NUNCA O FIZERAM, POIS NÃO? POIS FAÇAM-NO! Por Luísa Lobão Moniz
clara castilho
Nada melhor para comemorar o Dia da Criança do que pô-la envolvida na simulação de um motim a ser reprimido.
Crianças, desordeiras, atiram algo, como se fossem pedras.
Crianças, polícias de choque, investem sobre os desordeiros, com escudos.
O que se pretende com esta iniciativa permitida pela Escola, pela Câmara, pela Polícia?
Se calhar ando enganada tanto na minha profissão como na minha vida social, porque afinal eu e tantas, tantas outras pessoas tentamos, todos os dias, transmitir mensagens de não violência…
A Escola dá-nos a tranquilidade, apesar dos casos de violência que se têm visto na comunicação social, de que queremos um mundo melhor. Sem motins e sem carga policial!
Porque foi que estas crianças se manifestaram violentamente?
Porque foi que coube a algumas destas crianças baterem nas outras crianças?
Não seria melhor fazer uma demonstração de solidariedade?
Não seria melhor demonstrar o carinho que os idosos nos merecem e que estão a ser vítimas de maus tratos?

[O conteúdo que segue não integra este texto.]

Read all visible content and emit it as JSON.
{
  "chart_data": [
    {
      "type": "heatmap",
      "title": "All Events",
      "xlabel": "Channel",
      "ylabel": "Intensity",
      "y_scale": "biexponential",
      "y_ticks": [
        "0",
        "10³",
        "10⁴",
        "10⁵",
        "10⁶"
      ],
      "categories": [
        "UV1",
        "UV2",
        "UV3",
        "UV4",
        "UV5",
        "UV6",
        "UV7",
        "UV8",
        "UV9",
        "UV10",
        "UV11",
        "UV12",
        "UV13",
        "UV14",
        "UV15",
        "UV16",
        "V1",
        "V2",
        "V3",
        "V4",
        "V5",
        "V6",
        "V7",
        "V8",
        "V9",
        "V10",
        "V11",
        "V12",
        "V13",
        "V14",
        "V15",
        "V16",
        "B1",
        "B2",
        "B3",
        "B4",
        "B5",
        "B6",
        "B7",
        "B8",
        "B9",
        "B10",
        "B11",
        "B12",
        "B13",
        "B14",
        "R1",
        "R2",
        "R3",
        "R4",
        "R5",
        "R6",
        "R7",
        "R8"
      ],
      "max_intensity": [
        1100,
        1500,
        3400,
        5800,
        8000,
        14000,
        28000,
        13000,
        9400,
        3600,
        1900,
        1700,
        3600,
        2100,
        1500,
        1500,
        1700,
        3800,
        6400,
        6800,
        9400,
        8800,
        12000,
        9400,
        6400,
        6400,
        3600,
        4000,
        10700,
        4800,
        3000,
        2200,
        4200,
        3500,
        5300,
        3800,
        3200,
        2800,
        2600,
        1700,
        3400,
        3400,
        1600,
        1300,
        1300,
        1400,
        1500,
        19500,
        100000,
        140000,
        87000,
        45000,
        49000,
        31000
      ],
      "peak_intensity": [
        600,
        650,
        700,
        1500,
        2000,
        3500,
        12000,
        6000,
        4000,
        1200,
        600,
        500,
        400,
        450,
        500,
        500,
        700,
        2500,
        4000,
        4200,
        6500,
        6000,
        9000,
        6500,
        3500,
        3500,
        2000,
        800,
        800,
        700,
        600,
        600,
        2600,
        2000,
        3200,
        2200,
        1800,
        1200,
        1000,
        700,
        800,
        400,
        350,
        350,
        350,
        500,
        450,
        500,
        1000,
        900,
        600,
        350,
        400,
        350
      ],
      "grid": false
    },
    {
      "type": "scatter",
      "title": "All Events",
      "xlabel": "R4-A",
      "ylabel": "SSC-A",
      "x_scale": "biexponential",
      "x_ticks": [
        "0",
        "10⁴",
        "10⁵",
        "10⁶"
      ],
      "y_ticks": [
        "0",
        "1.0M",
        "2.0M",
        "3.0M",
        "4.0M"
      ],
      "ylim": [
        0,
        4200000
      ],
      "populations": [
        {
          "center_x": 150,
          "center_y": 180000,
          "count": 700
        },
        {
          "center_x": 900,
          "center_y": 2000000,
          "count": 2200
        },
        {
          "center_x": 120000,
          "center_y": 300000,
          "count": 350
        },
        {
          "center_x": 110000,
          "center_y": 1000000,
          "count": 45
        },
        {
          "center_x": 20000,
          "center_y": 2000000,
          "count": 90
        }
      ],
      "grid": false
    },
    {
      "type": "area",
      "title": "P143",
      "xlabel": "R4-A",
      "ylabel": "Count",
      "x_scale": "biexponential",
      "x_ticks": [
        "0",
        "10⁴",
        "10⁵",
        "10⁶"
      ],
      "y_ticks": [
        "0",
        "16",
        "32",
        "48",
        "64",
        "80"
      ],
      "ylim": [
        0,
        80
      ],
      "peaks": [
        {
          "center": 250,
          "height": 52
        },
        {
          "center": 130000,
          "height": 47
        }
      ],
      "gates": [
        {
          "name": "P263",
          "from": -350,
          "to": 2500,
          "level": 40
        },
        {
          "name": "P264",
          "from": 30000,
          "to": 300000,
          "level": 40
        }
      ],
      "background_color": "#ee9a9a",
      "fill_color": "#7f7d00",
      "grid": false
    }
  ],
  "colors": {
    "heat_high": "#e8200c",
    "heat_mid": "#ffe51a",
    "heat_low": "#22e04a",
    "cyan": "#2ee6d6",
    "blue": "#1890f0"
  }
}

Nunca o fizeram, pois não? Pois façam-no!
Porque não fizeram uma demonstração para mostrar que há mais pessoas boas do que más?
Porque não fizeram uma demonstração de segurança para as crianças?
Porque não fizeram uma demonstração de como vivem as crianças noutros países, crianças ricas, pobres, crianças soldados, crianças mais felizes e outras menos felizes do estas?
Porque não fizeram uma demonstração contra a violência nas crianças?
Porque não fizeram uma demonstração contra a falta de tempo para brincar?
Porque não fizeram uma demonstração para mostrarem que têm os seus pais no desemprego?
Nunca o fizeram, pois não? Pois façam-no!
São tantas as situações que se poderiam abordar que este texto não teria fim.
Não é inocentemente que se fazem demonstrações em que os mais fortes (polícias) batem, protegidos por escudos, nos mais fracos que supostamente terão pedras para atirar e estão protegidos pela sua própria razão e pela roupa que vestem!
O papel dos mais fortes é oprimir e o dos mais fracos é de protestar, mas atenção que o protesto vai ser reprimido porque a população não se pode indignar com a maneira como estamos a ser (des)governados.
É bom, para um governo democrático, transmitir sinais de que se as pessoas tiverem consciência da maneira como vivem devem ser passivas, o poder dos governos é para o nosso bem, por isso é preciso reprimir os mais desassossegados.
“Democraticamente” vai-se dizendo que só se pode viver assim, e logo o poder começa a fazer sentido para a população que se torna conformista.